Nimesh Shah. (Source: BloombergQuint) 
Nimesh Shah. (Source: BloombergQuint) 

Dewan Housing Finance Ltd.’s delayed interest payment and subsequent downgrade by rating agencies may have made mutual fund investors wary of risks. Nimesh Shah sought to allay such fears.

Just because one non-banking lender defaults, doesn’t mean that the whole category can be painted red, the chief executive officer of ICICI Prudential Asset Management Company told BloombergQuint.

Such defaults, he said, get highlighted because of the upfront hit to fund houses. “A higher yield from credit risk comes with a higher risk.”

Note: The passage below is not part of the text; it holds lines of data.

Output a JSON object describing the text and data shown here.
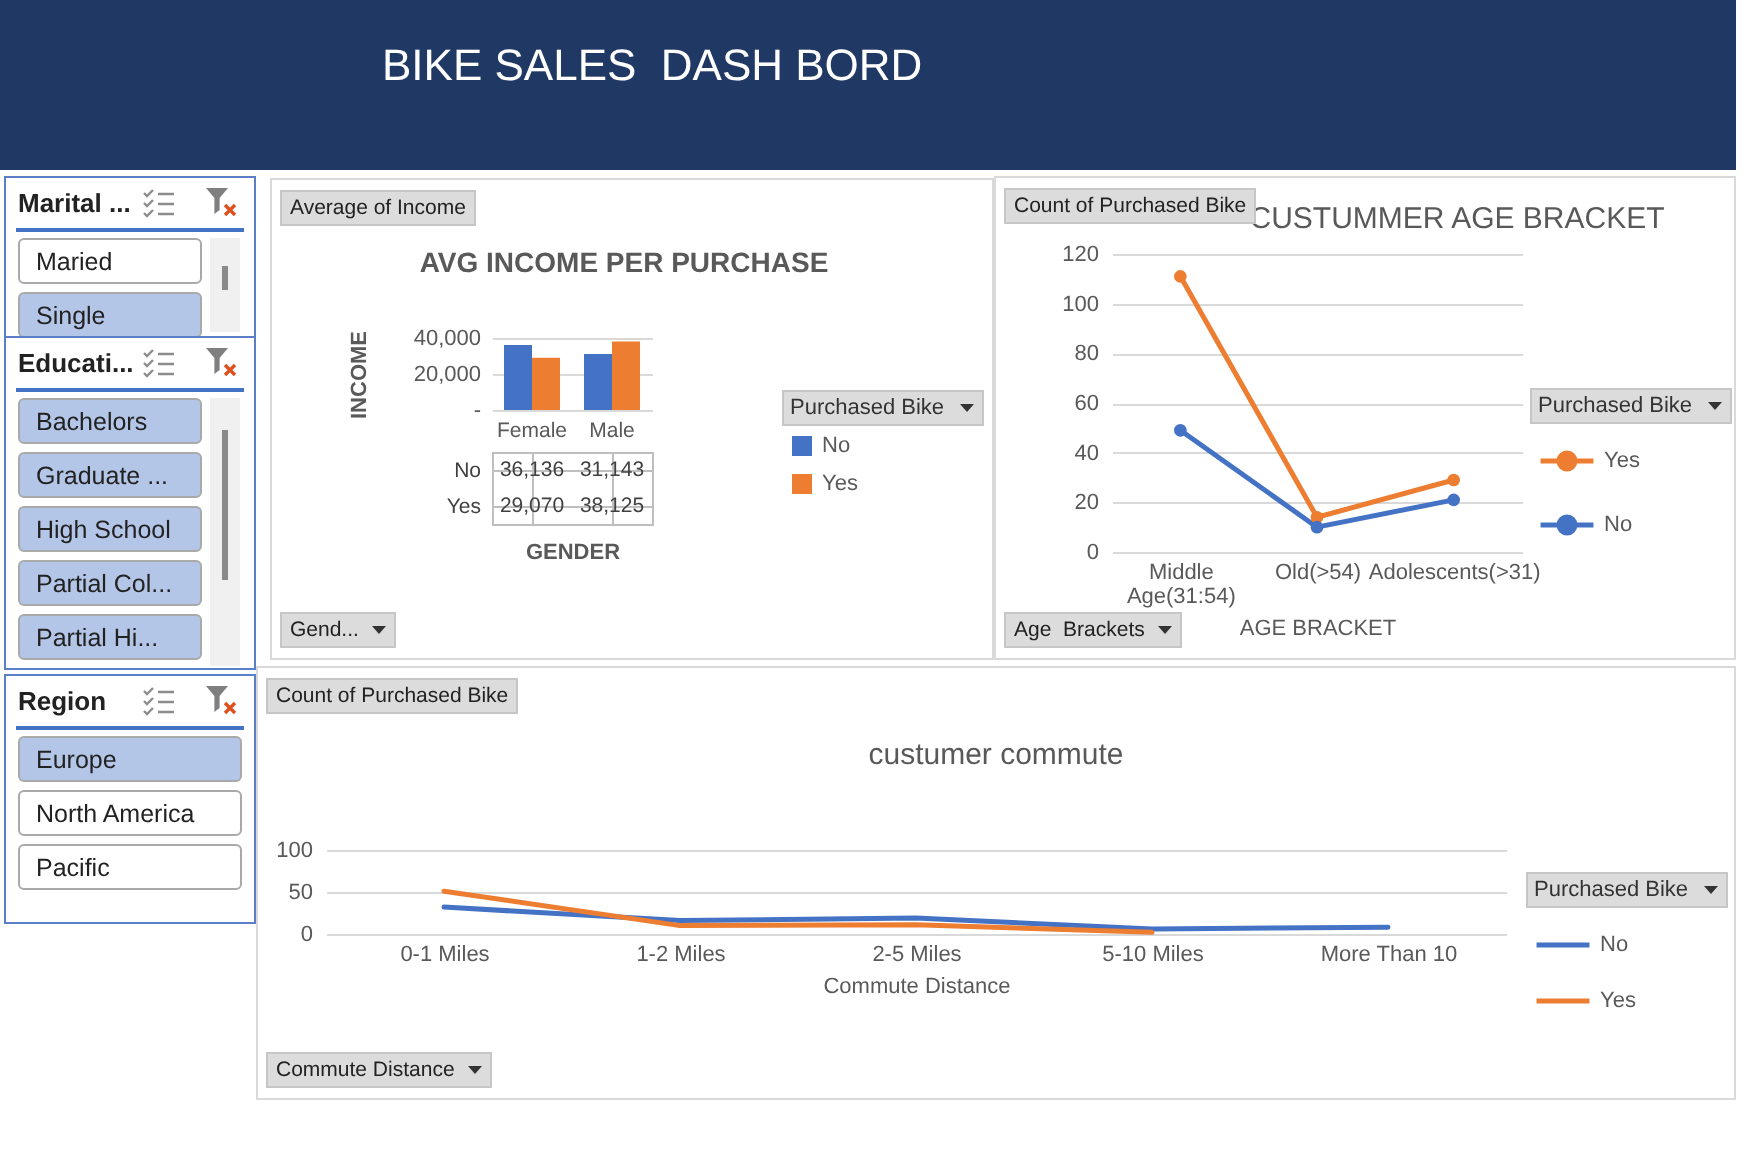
{
  "chart_data": [
    {
      "type": "other",
      "title": "BIKE SALES  DASH BORD"
    },
    {
      "type": "other",
      "title": "Marital ...",
      "annotations": [
        "Maried",
        "Single"
      ],
      "colors": [
        "#ffffff",
        "#b4c6e7"
      ]
    },
    {
      "type": "other",
      "title": "Educati...",
      "annotations": [
        "Bachelors",
        "Graduate ...",
        "High School",
        "Partial Col...",
        "Partial Hi..."
      ],
      "colors": [
        "#b4c6e7",
        "#b4c6e7",
        "#b4c6e7",
        "#b4c6e7",
        "#b4c6e7"
      ]
    },
    {
      "type": "other",
      "title": "Region",
      "annotations": [
        "Europe",
        "North America",
        "Pacific"
      ],
      "colors": [
        "#b4c6e7",
        "#ffffff",
        "#ffffff"
      ]
    },
    {
      "type": "bar",
      "title": "AVG INCOME PER PURCHASE",
      "categories": [
        "Female",
        "Male"
      ],
      "series": [
        {
          "name": "No",
          "color": "#4472c4",
          "values": [
            36136,
            31143
          ],
          "value_labels": [
            "36,136",
            "31,143"
          ]
        },
        {
          "name": "Yes",
          "color": "#ed7d31",
          "values": [
            29070,
            38125
          ],
          "value_labels": [
            "29,070",
            "38,125"
          ]
        }
      ],
      "xlabel": "GENDER",
      "ylabel": "INCOME",
      "legend_title": "Purchased Bike",
      "legend": "right",
      "ylim": [
        0,
        40000
      ],
      "yticks": [
        {
          "value": 0,
          "label": "-"
        },
        {
          "value": 20000,
          "label": "20,000"
        },
        {
          "value": 40000,
          "label": "40,000"
        }
      ],
      "grid": "y",
      "annotations": [
        "Average of Income",
        "Gend..."
      ]
    },
    {
      "type": "line",
      "title": "CUSTUMMER AGE BRACKET",
      "categories": [
        "Middle Age(31:54)",
        "Old(>54)",
        "Adolescents(>31)"
      ],
      "series": [
        {
          "name": "Yes",
          "color": "#ed7d31",
          "values": [
            111,
            14,
            29
          ]
        },
        {
          "name": "No",
          "color": "#4472c4",
          "values": [
            49,
            10,
            21
          ]
        }
      ],
      "xlabel": "AGE BRACKET",
      "legend_title": "Purchased Bike",
      "legend": "right",
      "ylim": [
        0,
        120
      ],
      "yticks": [
        0,
        20,
        40,
        60,
        80,
        100,
        120
      ],
      "grid": "y",
      "marker": "circle",
      "annotations": [
        "Count of Purchased Bike",
        "Age  Brackets"
      ]
    },
    {
      "type": "line",
      "title": "custumer commute",
      "categories": [
        "0-1 Miles",
        "1-2 Miles",
        "2-5 Miles",
        "5-10 Miles",
        "More Than 10"
      ],
      "series": [
        {
          "name": "No",
          "color": "#4472c4",
          "values": [
            32,
            16,
            19,
            6,
            8
          ]
        },
        {
          "name": "Yes",
          "color": "#ed7d31",
          "values": [
            51,
            10,
            11,
            2,
            null
          ]
        }
      ],
      "xlabel": "Commute Distance",
      "legend_title": "Purchased Bike",
      "legend": "right",
      "ylim": [
        0,
        100
      ],
      "yticks": [
        0,
        50,
        100
      ],
      "grid": "y",
      "annotations": [
        "Count of Purchased Bike",
        "Commute Distance"
      ]
    }
  ]
}
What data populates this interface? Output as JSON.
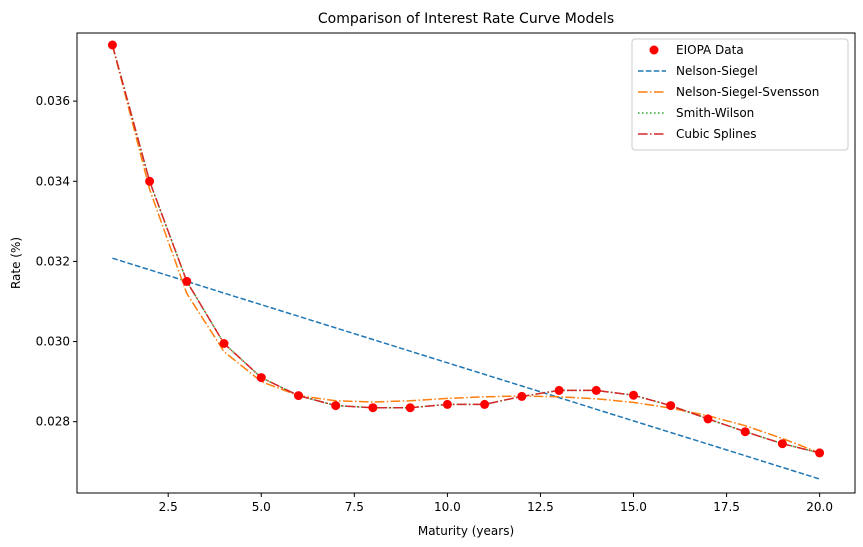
{
  "chart_data": {
    "type": "line",
    "title": "Comparison of Interest Rate Curve Models",
    "xlabel": "Maturity (years)",
    "ylabel": "Rate (%)",
    "xlim": [
      0.05,
      20.95
    ],
    "ylim": [
      0.02622,
      0.0377
    ],
    "xticks": [
      2.5,
      5.0,
      7.5,
      10.0,
      12.5,
      15.0,
      17.5,
      20.0
    ],
    "xtick_labels": [
      "2.5",
      "5.0",
      "7.5",
      "10.0",
      "12.5",
      "15.0",
      "17.5",
      "20.0"
    ],
    "yticks": [
      0.028,
      0.03,
      0.032,
      0.034,
      0.036
    ],
    "ytick_labels": [
      "0.028",
      "0.030",
      "0.032",
      "0.034",
      "0.036"
    ],
    "grid": false,
    "legend_position": "top-right",
    "x": [
      1,
      2,
      3,
      4,
      5,
      6,
      7,
      8,
      9,
      10,
      11,
      12,
      13,
      14,
      15,
      16,
      17,
      18,
      19,
      20
    ],
    "series": [
      {
        "name": "EIOPA Data",
        "style": "scatter",
        "color": "#ff0000",
        "values": [
          0.0374,
          0.034,
          0.0315,
          0.02995,
          0.0291,
          0.02865,
          0.0284,
          0.02835,
          0.02835,
          0.02843,
          0.02843,
          0.02863,
          0.02878,
          0.02878,
          0.02866,
          0.0284,
          0.02807,
          0.02775,
          0.02745,
          0.02722
        ]
      },
      {
        "name": "Nelson-Siegel",
        "style": "dashed",
        "color": "#1f77b4",
        "values": [
          0.03208,
          0.03179,
          0.0315,
          0.03121,
          0.03092,
          0.03063,
          0.03034,
          0.03005,
          0.02976,
          0.02947,
          0.02918,
          0.02889,
          0.0286,
          0.02831,
          0.02802,
          0.02773,
          0.02744,
          0.02715,
          0.02686,
          0.02657
        ]
      },
      {
        "name": "Nelson-Siegel-Svensson",
        "style": "dashdot",
        "color": "#ff7f0e",
        "values": [
          0.0374,
          0.0338,
          0.0312,
          0.02975,
          0.029,
          0.02865,
          0.02852,
          0.02849,
          0.02852,
          0.02858,
          0.02862,
          0.02864,
          0.02862,
          0.02857,
          0.02848,
          0.02834,
          0.02815,
          0.0279,
          0.02758,
          0.02722
        ]
      },
      {
        "name": "Smith-Wilson",
        "style": "dotted",
        "color": "#2ca02c",
        "values": [
          0.0374,
          0.034,
          0.0315,
          0.02995,
          0.0291,
          0.02865,
          0.0284,
          0.02835,
          0.02835,
          0.02843,
          0.02843,
          0.02863,
          0.02878,
          0.02878,
          0.02866,
          0.0284,
          0.02807,
          0.02775,
          0.02745,
          0.02722
        ]
      },
      {
        "name": "Cubic Splines",
        "style": "dashdot",
        "color": "#d62728",
        "values": [
          0.0374,
          0.034,
          0.0315,
          0.02995,
          0.0291,
          0.02865,
          0.0284,
          0.02835,
          0.02835,
          0.02843,
          0.02843,
          0.02863,
          0.02878,
          0.02878,
          0.02866,
          0.0284,
          0.02807,
          0.02775,
          0.02745,
          0.02722
        ]
      }
    ]
  }
}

Shah said diversification within a fund will be its biggest hedge. The issue is a lesser problem for mutual funds and a bigger one for other lenders, he said.

Here’s What Shah Said On Issues Facing Debt Funds

Can NBFC Failures Become Systemic?

“In India, if there is a particular NBFC issue, it's restricted to that (non-bank financial company),” Shah said. “It doesn't lead to a systemic issue.”

If there are issues, those are entity-related and there are no general segment related issues, he said.

The mutual fund industry has an exposure of around Rs 6,500 crore to debt of DHFL and its subsidiaries as on April 30, according to Association of Mutual Funds in India data. But there are some NBFCs, said Shah, with “issues” that need to be sorted out.

Diversification

The key to risk management, according to Shah, is identifying the percentage of assets under management is invested in various commercial papers. “...you need to see what's the concentration, and how many instruments are there in one particular fund, since no one can guarantee zero risks or issues.” The key is to not take concentration risk on the asset side when you are investing, he said. “Risk is manageable by diversifying by your investment.”

What Next For Retail Investors?

Monetising on fear in the market, according to the fund manager, is the best time to invest in an asset class to get maximum benefits. “Right now there are no flows into credit funds,” he said, adding: “The fear is maximum and thus you get maximum credit spreads.”

Credit risk fund is a brilliant opportunity today, he said. “There is risk but it's manageable by diversification.”